Et ne disons-nous rien de l’art de causer ? Le salon est la tribune des femmes. Elles doivent à la flexibilité de leurs organes, à la vivacité si mobile et si riche de leurs impressions, la facilité de tout exprimer avec une justesse qui émeut et qui charme. En causant les femmes auront, sur les choses les plus diverses auxquelles auparavant elles avaient à peine songé, des aperçus heureux : elles comprennent vite, il est vrai qu’elles oublient de même. En les voyant courir à travers les sujets les plus disparates avec une si gracieuse légèreté, on dirait la Camille de Virgile effleurant à peine dans son vol les fleurs et les épis.

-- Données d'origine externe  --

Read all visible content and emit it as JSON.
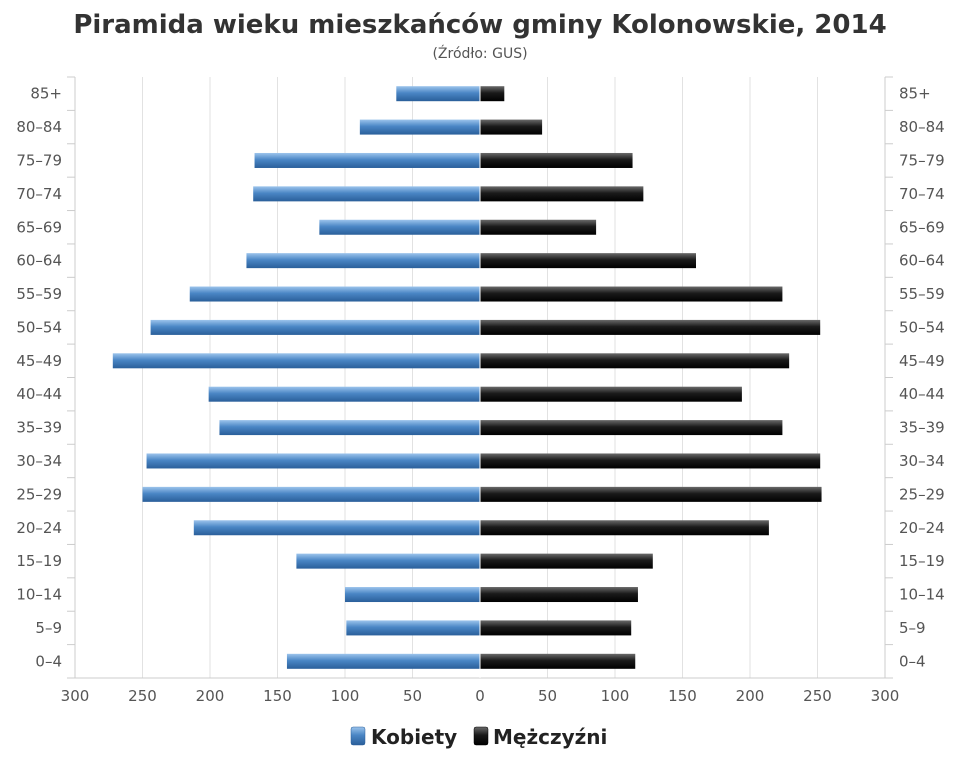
{
  "chart_data": {
    "type": "bar",
    "orientation": "horizontal-population-pyramid",
    "title": "Piramida wieku mieszkańców gminy Kolonowskie, 2014",
    "subtitle": "(Źródło: GUS)",
    "categories": [
      "85+",
      "80–84",
      "75–79",
      "70–74",
      "65–69",
      "60–64",
      "55–59",
      "50–54",
      "45–49",
      "40–44",
      "35–39",
      "30–34",
      "25–29",
      "20–24",
      "15–19",
      "10–14",
      "5–9",
      "0–4"
    ],
    "series": [
      {
        "name": "Kobiety",
        "side": "left",
        "color": "#4a86c5",
        "values": [
          62,
          89,
          167,
          168,
          119,
          173,
          215,
          244,
          272,
          201,
          193,
          247,
          250,
          212,
          136,
          100,
          99,
          143
        ]
      },
      {
        "name": "Mężczyźni",
        "side": "right",
        "color": "#1a1a1a",
        "values": [
          18,
          46,
          113,
          121,
          86,
          160,
          224,
          252,
          229,
          194,
          224,
          252,
          253,
          214,
          128,
          117,
          112,
          115
        ]
      }
    ],
    "xlim": [
      -300,
      300
    ],
    "x_ticks": [
      "300",
      "250",
      "200",
      "150",
      "100",
      "50",
      "0",
      "50",
      "100",
      "150",
      "200",
      "250",
      "300"
    ],
    "grid": true,
    "legend_position": "bottom-center"
  },
  "legend": {
    "women_label": "Kobiety",
    "men_label": "Mężczyźni"
  }
}
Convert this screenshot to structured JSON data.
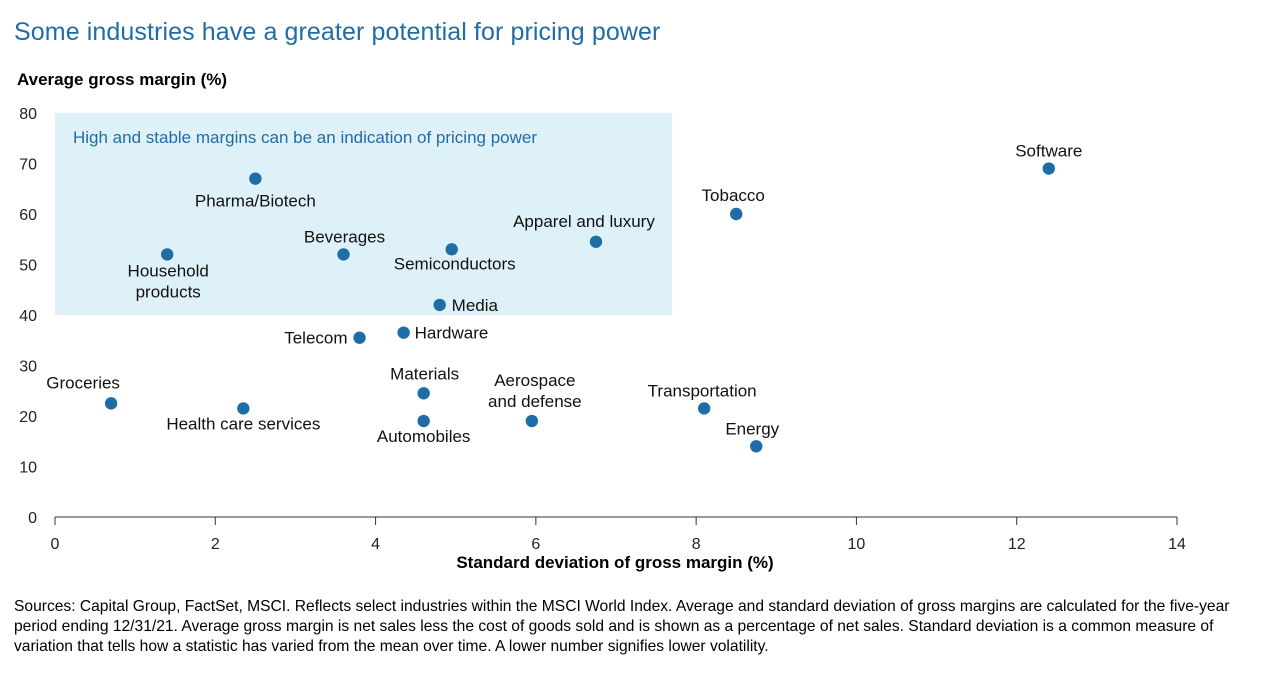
{
  "title": "Some industries have a greater potential for pricing power",
  "sources": "Sources: Capital Group, FactSet, MSCI. Reflects select industries within the MSCI World Index. Average and standard deviation of gross margins are calculated for the five-year period ending 12/31/21. Average gross margin is net sales less the cost of goods sold and is shown as a percentage of net sales. Standard deviation is a common measure of variation that tells how a statistic has varied from the mean over time. A lower number signifies lower volatility.",
  "colors": {
    "title": "#1f6da6",
    "point": "#1f6da6",
    "highlight_fill": "#def1f8",
    "highlight_text": "#1f6da6"
  },
  "chart_data": {
    "type": "scatter",
    "title": "Some industries have a greater potential for pricing power",
    "xlabel": "Standard deviation of gross margin (%)",
    "ylabel": "Average gross margin (%)",
    "xlim": [
      0,
      14
    ],
    "ylim": [
      0,
      80
    ],
    "xticks": [
      0,
      2,
      4,
      6,
      8,
      10,
      12,
      14
    ],
    "yticks": [
      0,
      10,
      20,
      30,
      40,
      50,
      60,
      70,
      80
    ],
    "grid": false,
    "highlight_region": {
      "x": [
        0,
        7.7
      ],
      "y": [
        40,
        80
      ],
      "label": "High and stable margins can be an indication of pricing power"
    },
    "points": [
      {
        "label": "Software",
        "x": 12.4,
        "y": 69
      },
      {
        "label": "Tobacco",
        "x": 8.5,
        "y": 60
      },
      {
        "label": "Pharma/Biotech",
        "x": 2.5,
        "y": 67
      },
      {
        "label": "Apparel and luxury",
        "x": 6.75,
        "y": 54.5
      },
      {
        "label": "Beverages",
        "x": 3.6,
        "y": 52
      },
      {
        "label": "Semiconductors",
        "x": 4.95,
        "y": 53
      },
      {
        "label": "Household products",
        "x": 1.4,
        "y": 52
      },
      {
        "label": "Media",
        "x": 4.8,
        "y": 42
      },
      {
        "label": "Hardware",
        "x": 4.35,
        "y": 36.5
      },
      {
        "label": "Telecom",
        "x": 3.8,
        "y": 35.5
      },
      {
        "label": "Materials",
        "x": 4.6,
        "y": 24.5
      },
      {
        "label": "Groceries",
        "x": 0.7,
        "y": 22.5
      },
      {
        "label": "Health care services",
        "x": 2.35,
        "y": 21.5
      },
      {
        "label": "Automobiles",
        "x": 4.6,
        "y": 19
      },
      {
        "label": "Aerospace and defense",
        "x": 5.95,
        "y": 19
      },
      {
        "label": "Transportation",
        "x": 8.1,
        "y": 21.5
      },
      {
        "label": "Energy",
        "x": 8.75,
        "y": 14
      }
    ]
  }
}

Pour les femmes, la parole est à la fois une excitation et un aliment ; c’est en conversant qu’elles pensent le plus : elles ont besoin de recevoir et d’échanger le plus grand nombre d’impressions possible. Cette sensibilité les inspire si bien, que les hommes dont l’intelligence est la plus forte peuvent beaucoup apprendre auprès d’elles : ils ambitionnent aussi leurs suffrages, et il se trouve qu’une réunion de femmes brillantes devient un aréopage dont les plus graves esprits ne songent pas à décliner la juridiction.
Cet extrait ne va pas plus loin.